Erasmus hat geschrieben: ↑Mi 27. Apr 2022, 11:50
"Untergang" wäre mir eine zu starke Vokabel. Ich sprach von Gefährdung.
Aber auch das ist doch falsch. Bestimmte und durchaus relevante Teile des Industriestandorts Deutschland sind temporär gefährdet. Das wäre eine adäquate Formulierung. Nicht aber der gesamte Industriestandort Deutschland. Zumal beide Formulierung letztlich ziemlich ungenau sind. -
Es passt insofern zusammen, als ich die kurzfristige kriegs- oder kriegszielverkürzende oder -verhindernde Wirkung als eher gering ansetze. Wirksamer scheint mir auf einige Monate hin gedacht, die Ukraine mit allem notwendigen und verfügbaren Gerät auszustatten und nebenbei Russland Schritt für Schritt zu isolieren, ohne selbst abzustürzen.
Wir sind ja auch bei Deutschen Interessen, oder? Eine Person des amerikanischen Verteidigungsministeriums hat es passend formuliert. Sinngemäß: Das Ziel muss es sein, dass Russland nicht mehr in der Lage ist, Kriege wie in der Ukraine zu führen. D.h. unser Interesse beschränkt sich ja nicht nur auf den Ukraine-Konflikt, sondern auch mittelfristig auf andere Regionen in Europa. Moldawien, Georgien, Litauen, Lettland usw.

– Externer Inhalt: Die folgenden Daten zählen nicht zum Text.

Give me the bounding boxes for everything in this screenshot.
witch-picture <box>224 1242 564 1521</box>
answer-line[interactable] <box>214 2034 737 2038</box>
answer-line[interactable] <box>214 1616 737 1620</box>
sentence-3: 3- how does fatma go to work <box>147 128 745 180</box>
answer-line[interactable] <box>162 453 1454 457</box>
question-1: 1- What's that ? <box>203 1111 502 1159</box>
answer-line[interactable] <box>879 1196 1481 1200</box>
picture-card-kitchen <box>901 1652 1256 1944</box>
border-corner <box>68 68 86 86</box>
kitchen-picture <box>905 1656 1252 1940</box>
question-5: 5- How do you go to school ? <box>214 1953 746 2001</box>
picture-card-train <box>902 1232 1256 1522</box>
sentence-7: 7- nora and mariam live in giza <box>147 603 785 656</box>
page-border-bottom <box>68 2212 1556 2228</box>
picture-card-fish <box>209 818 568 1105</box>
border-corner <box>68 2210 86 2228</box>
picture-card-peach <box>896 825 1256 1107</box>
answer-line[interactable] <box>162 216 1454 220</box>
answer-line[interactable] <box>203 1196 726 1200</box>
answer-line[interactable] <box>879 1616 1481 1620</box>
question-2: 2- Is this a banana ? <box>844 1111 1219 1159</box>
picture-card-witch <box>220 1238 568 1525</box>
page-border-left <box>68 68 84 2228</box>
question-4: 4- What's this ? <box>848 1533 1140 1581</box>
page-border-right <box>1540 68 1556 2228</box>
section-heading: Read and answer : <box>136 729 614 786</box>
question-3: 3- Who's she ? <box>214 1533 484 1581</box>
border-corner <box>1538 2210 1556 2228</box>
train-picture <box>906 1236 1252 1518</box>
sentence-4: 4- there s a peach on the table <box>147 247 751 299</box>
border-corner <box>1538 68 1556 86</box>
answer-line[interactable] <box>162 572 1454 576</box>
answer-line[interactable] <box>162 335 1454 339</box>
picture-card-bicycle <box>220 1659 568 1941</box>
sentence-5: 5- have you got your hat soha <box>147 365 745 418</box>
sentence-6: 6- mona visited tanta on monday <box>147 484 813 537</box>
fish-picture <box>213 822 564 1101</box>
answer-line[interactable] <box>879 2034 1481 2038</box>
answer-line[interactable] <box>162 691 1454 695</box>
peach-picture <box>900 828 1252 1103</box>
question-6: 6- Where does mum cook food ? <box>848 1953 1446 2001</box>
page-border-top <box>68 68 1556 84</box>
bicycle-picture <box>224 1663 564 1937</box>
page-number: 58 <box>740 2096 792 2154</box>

Wie wir an den aktuellen Ereignissen in den besetzten Gebieten Moldawiens sehen, gibt es durchaus weitere Bestrebungen Russlands. In der russischen Öffentlichkeit wird gar der Angriff auf Polen diskutiert. Die Sanktionen, wenn konsequent und schnell umgesetzt, ermöglichen es mindestens mittelfristig, dass Russland keine Angriffskriege in Europa führen kann.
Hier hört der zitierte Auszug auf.